Fig. 1. (a) Normalized PL spectra of the QDs, BiTpQz, and absorption spectra of QDs with the inset: TEM results of the QDs. (b) Energy band diagram of the proposed white-QLED and the chemical structure of BiTpQz.
2.2. Film and device fabrication

The various layers of QLEDs in this work were fabricated by a combination of solution-processing and vacuum evaporation techniques. All the solution processes were performed in an N2 filled glovebox with the H2O and O2 below 10 ppm. Firstly, the glass substrate precoated with a 150-nm thick, ∼ 10 Ω/sq indium tin oxide (ITO) layer was degreased in an ultrasonic bath by the following sequence: in detergent, de-ionized water, acetone, and isopropanol, and then cleaned in a UV-ozone chamber for 15 min. After being cleaned, the hole injection layer (HIL) of poly(3,4-ethylenedioxythiophene)-poly(styrenesulfonate) (PEDOT:PSS) was spin-deposited onto ITO by a spin coater with a speed of 5000 rpm and heated at 150 °C for 30 min. HTL of poly-TPD was spin-coated onto PEDOT:PSS with a speed of 3000 rpm and heated at 110 °C for 60 min. Then, the QDs were spin-coated onto poly-TPD with a speed of 1500 rpm and dried at 150 °C for 30 min to form the first EML. After spin-coating processing, the blue emitting layer of BiTpQz was thermally evaporated on QDs in a high vacuum (∼ 10−4 Pa) chamber to form the second EML. Finally, the electron transfer layer (ETL) of 1,3,5-tris(2-phenyl-1H-benzo[d]imidazol-1-yl)benzene (TPBi), electron injection (EIL) of lithium fluoride (LiF), and the cathode of aluminum (Al) were deposited sequentially in the same chamber without breaking the vacuum. The thickness values and the deposition rates of the materials were monitored in situ by an oscillating quartz thickness monitor. The typical deposition rates for organic materials, LiF, and Al were 0.5, 0.1, and 5.0 Å/s, respectively. The device active areas defined by the overlap between the electrodes were 3 mm × 3 mm in all cases. For the time-resolved photoluminescence (TRPL) measurements, the QDs/BiTpQz blend films were deposited on quartz substrates by using QD and BiTpQz mixed solutions with a mole ratio of about 1/2000 by a spin coater with a speed of 500 rpm. The QD concentrations in these blend films were low in order to avoid aggregating QDs and reduce the influence of the QDs/BiTpQz mole ratio on the energy transfer rate.[18] The QDs/poly(methyl methacrylate) (PMMA) blend film and the QDs in toluene solution were prepared as reference samples.

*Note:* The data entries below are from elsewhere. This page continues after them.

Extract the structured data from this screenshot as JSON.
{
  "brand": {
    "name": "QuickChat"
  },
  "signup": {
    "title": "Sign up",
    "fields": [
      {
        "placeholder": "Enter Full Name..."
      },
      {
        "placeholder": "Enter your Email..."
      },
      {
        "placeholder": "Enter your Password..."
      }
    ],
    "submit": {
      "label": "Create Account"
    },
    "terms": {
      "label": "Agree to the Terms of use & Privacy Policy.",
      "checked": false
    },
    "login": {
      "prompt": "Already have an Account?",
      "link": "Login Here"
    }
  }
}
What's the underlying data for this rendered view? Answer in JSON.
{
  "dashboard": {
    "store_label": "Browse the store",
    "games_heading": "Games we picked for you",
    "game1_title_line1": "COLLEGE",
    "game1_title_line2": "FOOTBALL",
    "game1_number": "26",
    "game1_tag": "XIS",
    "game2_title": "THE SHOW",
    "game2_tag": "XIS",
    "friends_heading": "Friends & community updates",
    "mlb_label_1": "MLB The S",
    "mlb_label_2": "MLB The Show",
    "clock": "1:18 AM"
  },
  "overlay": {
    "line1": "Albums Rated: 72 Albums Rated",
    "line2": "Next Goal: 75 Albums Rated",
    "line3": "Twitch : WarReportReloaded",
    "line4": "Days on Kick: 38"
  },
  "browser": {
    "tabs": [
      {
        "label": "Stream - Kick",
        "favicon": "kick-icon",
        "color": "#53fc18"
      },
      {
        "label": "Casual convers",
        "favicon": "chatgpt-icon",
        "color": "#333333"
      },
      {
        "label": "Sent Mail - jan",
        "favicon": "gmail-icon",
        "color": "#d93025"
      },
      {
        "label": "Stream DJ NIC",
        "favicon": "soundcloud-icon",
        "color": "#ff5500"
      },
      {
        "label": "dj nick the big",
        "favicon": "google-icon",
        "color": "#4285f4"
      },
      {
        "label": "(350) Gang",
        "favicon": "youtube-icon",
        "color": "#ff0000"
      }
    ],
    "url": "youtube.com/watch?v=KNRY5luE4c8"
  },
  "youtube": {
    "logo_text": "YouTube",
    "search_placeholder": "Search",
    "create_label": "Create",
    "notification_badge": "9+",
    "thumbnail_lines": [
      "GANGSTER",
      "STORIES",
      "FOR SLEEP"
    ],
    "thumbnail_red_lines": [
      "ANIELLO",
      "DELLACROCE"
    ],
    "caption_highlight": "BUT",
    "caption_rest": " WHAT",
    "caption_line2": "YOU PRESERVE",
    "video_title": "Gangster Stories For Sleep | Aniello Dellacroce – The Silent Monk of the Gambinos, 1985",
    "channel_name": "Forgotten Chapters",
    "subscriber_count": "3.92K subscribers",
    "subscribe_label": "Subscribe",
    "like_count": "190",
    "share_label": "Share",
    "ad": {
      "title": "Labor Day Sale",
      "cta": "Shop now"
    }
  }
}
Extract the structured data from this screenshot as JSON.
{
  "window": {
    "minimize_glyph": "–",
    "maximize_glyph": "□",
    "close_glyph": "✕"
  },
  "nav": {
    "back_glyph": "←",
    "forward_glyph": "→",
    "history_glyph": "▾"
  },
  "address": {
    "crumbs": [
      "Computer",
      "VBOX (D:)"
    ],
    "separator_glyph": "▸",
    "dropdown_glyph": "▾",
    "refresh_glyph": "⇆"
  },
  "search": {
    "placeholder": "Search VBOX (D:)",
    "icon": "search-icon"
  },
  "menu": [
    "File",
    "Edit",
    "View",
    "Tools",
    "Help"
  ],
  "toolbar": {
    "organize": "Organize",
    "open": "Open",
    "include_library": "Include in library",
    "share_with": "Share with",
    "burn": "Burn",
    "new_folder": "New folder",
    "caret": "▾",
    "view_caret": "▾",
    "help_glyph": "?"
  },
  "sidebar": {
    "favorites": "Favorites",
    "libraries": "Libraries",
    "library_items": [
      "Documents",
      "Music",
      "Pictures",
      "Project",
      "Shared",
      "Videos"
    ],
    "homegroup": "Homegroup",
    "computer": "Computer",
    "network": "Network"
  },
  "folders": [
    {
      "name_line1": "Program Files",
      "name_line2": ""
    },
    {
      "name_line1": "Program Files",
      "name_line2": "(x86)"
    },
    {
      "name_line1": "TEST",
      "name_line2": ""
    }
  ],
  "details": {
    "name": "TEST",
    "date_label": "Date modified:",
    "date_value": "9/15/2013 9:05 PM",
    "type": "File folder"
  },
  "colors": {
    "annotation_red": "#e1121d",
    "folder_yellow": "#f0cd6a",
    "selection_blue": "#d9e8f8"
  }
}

The luminescence–voltage–current density (LVJ) characteristics of devices were measured simultaneously with Keithley 2400 source meter and Minolta L110 luminance meter at room temperature. The EL spectra were measured with the PR650 spectrometer. All devices were measured immediately under ambient atmosphere without being encapsulated after the devices had been fabricated. The absorption spectra were measured by a HITACHI U-3900H spectrophotometer. The TRPL spectra were measured by FL920 fluorescence lifetime spectrometer. The excitation source was a hydrogen flash lamp (nF900) with a pulse width of 1.5 ns and a picosecond pulsed diode laser (EPL-485) with a pulse width of 85 ps.

3. Results and discussion

The energy level diagram of the white-QLEDs is shown in Fig. 1(b). The work functions of ITO anode and LiF/Al cathode, the QDs conduction/valance band, and the HOMO/LUMO of organic materials are cited from Refs. [19] and [20]. It can be seen from Fig. 1(b) that holes and electrons can be injected without facing energy barrier until they reach poly-TPD/QD interfaces from PEDOT:PSS to poly-TPD and from BiTpQz to QDs, respectively. When the voltage is increased to the turn-on voltage, holes can be injected into red-QDs and/or BiTpQz from poly-TPD to form excitons. It is worth noting that the ultra-thin layer of QDs is critical for the blue light generation in the device as proved below. Then, as the voltage increases continuously, the holes can be injected into green-QDs from poly-TPD and generate the white emission. The detailed process in the white-QLED operation will be discussed below.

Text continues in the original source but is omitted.